I have a persistent data structure hamt based on a hashed array mapped trie, which is the basis for a couple of more specific persistent data structures, like an immutable array for instance. It provides a rather plain API:

const hamtDel = (hamt, props, k) => {/* implementation */}
const hamtGet = (hamt, k) => {/* implementation */}
const hamtSet = (hamt, props, k, v) => {/* implementation */}
const hamtEmpty = () => {/* implementation */} // creates an empty hamt

hamt, k, v are self-explanatory. props is just a means to add arbitrary properties to the freshly generated hamt object. The immutable array, for instance, has additional length and offset properties to allow efficient cons and snoc operations.

hamt itself is basically an unordered Map. Since ordered Maps are common in Javascript I tried to implement one based on hamt. However, this turns out to be quite difficult. In order to keep track of the insertion order I need a hamt A for the actual key/value pairs as well as one that holds the mapping from number-of-insertion to the corresponding key B.

Given both structures I can access A's elements as usual and traverse A by retrieving the insertions order hold by B. However, when I want to delete an element in A I also need to delete it in B. The keys in B are the number-of-insertions. That means in the worst case I would have to traverse the entire B structure to find the corresponding key.

A third hamt with B's key/value pairs inverted could mitigate the issue, but ending up with three hamts just to obtain an ordered Map seems a poor design choice.

I am pretty sure this problem is well-known and there are solid solutions to solve it. I haven't found anything helpful yet since I lack the proper terminology. Help on this matter is very welcome.


Solution

  • There are a few implementations to take a look at in Scala and Kotlin.

    First up is scala's VectorMap (https://github.com/scala/scala/blob/v2.13.3/src/library/scala/collection/immutable/VectorMap.scala)

    It uses a combination of a Compressed Hash Array-Mapped Trie, also known as CHAMP (an immutable hashmap similar to a HAMT), together with a Vector which is a Radix Balanced Tree to store the keys in order.

    Next there's scala's TreeSeqMap (https://github.com/scala/scala/blob/v2.13.3/src/library/scala/collection/immutable/TreeSeqMap.scala)

    This uses the same CHAMP hashmap as VectorMap, but together with a specialized Trie-Map where keys are like integer indexes, and values are the actual keys of the ordered map.

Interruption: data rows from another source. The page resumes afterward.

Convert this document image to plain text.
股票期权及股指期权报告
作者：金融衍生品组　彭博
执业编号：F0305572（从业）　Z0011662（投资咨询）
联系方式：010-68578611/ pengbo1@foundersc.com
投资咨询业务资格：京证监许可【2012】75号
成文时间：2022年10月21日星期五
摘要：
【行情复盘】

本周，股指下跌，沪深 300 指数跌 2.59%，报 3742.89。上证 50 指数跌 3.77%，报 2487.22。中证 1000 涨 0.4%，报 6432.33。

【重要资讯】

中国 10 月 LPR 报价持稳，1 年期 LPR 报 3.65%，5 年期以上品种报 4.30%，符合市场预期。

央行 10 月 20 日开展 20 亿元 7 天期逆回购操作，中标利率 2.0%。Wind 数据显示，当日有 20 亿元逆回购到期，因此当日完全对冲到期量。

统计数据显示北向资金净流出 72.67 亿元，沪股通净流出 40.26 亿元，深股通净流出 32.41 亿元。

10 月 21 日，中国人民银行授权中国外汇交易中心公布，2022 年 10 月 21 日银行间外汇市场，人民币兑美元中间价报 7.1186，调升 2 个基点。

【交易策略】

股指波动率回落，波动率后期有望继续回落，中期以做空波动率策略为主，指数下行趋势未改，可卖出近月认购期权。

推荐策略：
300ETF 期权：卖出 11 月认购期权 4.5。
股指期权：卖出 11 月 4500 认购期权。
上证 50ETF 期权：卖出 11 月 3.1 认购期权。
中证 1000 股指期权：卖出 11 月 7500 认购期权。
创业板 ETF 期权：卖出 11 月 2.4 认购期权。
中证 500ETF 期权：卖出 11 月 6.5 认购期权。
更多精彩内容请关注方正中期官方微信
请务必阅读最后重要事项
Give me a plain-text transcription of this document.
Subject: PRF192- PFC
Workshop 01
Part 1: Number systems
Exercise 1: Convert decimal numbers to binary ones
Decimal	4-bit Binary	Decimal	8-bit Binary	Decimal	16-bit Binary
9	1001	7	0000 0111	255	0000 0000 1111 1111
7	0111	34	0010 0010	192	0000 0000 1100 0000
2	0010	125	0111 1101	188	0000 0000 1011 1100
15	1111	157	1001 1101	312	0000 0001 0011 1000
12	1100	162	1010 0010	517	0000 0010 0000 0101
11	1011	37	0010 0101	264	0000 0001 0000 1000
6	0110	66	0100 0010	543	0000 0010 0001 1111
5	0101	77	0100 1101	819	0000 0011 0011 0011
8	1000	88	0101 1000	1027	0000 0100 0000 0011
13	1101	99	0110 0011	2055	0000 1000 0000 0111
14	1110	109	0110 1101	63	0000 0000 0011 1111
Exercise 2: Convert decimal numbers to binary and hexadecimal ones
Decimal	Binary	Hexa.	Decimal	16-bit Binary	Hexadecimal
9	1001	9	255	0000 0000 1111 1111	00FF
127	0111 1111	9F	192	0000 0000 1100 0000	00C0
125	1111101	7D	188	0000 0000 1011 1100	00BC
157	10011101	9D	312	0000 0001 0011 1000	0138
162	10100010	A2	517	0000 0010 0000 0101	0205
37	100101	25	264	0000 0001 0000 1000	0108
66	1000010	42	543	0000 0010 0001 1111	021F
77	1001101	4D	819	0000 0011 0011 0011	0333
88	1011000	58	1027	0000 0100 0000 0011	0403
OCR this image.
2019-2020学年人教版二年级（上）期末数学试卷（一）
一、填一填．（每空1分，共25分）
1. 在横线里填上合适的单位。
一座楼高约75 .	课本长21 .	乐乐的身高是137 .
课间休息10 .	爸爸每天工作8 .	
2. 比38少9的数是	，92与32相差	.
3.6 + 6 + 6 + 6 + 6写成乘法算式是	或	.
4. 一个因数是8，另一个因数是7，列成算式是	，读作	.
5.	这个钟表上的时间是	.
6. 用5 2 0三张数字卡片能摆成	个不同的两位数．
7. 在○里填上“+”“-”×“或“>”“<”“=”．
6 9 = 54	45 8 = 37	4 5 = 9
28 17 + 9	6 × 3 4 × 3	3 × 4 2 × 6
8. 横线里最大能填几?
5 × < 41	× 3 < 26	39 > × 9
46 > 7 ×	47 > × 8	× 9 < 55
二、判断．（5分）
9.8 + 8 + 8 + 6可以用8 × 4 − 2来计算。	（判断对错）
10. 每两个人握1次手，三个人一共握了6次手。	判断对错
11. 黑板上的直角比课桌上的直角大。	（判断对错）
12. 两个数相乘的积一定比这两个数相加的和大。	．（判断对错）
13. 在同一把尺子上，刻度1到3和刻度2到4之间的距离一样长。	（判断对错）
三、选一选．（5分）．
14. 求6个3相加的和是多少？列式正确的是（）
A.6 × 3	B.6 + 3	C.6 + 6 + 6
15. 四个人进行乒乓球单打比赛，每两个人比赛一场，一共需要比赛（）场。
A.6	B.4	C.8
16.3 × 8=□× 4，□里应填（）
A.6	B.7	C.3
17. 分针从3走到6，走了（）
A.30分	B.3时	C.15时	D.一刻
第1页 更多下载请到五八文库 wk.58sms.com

    Next there's this proposed LinkedHashMap that I wrote a few months ago which is very similar to a mutable double-linked-list backed LinkedHashMap, but splits the linked lists into segments to allow for better persistent updates: https://github.com/scala/scala/pull/8644/files

    Finally there's Kotlin's OrderedMap here: https://github.com/Kotlin/kotlinx.collections.immutable/blob/master/core/commonMain/src/implementations/persistentOrderedMap/PersistentOrderedMap.kt Which is basically the same thing as the previous implementation except the Link segments are all of length 1 (i.e., each key-value is its own segment or in other words there aren't segments but just individual elements which point forward and back by key instead of by pointer).